Clear Your Mind [David’s blog on Merely A Thought Monday]

There’s nothing like a walk in a garden to clear your mind. It was the end of the week – or was it the beginning? In any case, our brains were overloaded. We sought a garden.

So the story goes, Adam and Eve lost their spot in the garden. They ate from the tree of knowledge and started to think about things. They became self-aware, a by-product of apple-eating, they had to tell stories of where they’d come from. They had to tell aspirational stories of where they wanted to go. They made rules. Look back. Imagine forward. Neither direction is true in the absolute sense of the word. Memory and imagination are not fixed. They are fluid, changing, like a stream.

Listening to our stories it’s easy to conclude that this good earth couldn’t possibly manage without us. As global weirding progresses, it’s likely that we’ll learn the opposite of our control-story is the case: we can’t possibly manage without the good earth. We may have to adapt our narrative! We may have to consider that the garden and its many inhabitants didn’t really need names; we invented knowledge-management to suit our purposes. We might need to recognize that we invented all forms of management to suit our narrative.

We like to tell stories of being in control, of being at the top of the pyramid. We especially like narratives placing us at the center of the universe – and the micro level variety: being the chosen ones.

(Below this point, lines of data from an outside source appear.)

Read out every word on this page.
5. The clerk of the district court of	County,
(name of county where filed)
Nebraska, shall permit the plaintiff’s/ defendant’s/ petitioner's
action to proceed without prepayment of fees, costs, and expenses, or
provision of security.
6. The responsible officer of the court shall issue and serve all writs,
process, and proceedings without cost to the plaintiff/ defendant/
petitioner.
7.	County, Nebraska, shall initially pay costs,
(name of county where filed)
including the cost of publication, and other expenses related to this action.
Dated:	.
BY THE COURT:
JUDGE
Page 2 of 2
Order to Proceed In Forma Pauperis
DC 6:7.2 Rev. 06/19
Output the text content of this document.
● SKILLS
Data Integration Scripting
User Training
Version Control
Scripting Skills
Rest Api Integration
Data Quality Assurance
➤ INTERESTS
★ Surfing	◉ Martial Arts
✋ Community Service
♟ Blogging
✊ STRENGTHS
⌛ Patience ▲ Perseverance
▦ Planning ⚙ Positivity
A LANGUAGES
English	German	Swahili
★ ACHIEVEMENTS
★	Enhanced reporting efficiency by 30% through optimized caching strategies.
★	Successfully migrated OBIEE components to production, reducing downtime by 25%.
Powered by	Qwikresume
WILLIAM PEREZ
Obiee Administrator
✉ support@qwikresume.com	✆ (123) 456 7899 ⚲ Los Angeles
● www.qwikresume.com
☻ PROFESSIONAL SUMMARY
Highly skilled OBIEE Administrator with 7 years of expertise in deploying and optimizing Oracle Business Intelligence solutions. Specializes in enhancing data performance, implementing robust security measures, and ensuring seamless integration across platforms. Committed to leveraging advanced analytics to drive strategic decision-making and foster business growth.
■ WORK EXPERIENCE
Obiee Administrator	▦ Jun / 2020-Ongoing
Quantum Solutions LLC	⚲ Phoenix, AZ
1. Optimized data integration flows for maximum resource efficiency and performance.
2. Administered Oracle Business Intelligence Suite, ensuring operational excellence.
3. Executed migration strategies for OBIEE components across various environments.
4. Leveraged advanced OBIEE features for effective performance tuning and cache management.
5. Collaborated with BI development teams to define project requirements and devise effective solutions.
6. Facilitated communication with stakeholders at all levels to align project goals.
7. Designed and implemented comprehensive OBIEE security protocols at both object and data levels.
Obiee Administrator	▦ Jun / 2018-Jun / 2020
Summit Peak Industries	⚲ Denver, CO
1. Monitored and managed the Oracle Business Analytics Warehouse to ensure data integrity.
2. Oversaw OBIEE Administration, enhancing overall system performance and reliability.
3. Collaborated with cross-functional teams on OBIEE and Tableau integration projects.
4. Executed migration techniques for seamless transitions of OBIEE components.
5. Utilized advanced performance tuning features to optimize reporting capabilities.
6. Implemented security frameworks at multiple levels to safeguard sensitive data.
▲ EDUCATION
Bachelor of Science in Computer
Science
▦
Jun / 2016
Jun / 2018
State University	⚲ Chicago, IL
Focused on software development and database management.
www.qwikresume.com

Believing that it all spins around us is, well, comforting. Or hubris. Or both.

Of course, our story is pocked with kill-joys like Galileo. Though, to be fair, even though his telescope proved beyond a shadow of a doubt that humanity is NOT at the center, it’s had very little impact on our dedication to being all important. Above it all. We are a tenacious bunch when our story of primacy is threatened.

I was especially moved by the sign in the garden and wondered what it would take for us to turn the tables and imagine ourselves as part of the spinning universe rather than above-it-all. There are plenty of examples to draw from, humans in symbiotic relationship with their garden. Listening rather than instructing. Spinning with.

I think that is why, when our brains are overloaded, we head to the garden. A return to our senses. We breathe. We listen. We feel. We clear our minds and, even for a moment, re-enter a naturally healthy relationship.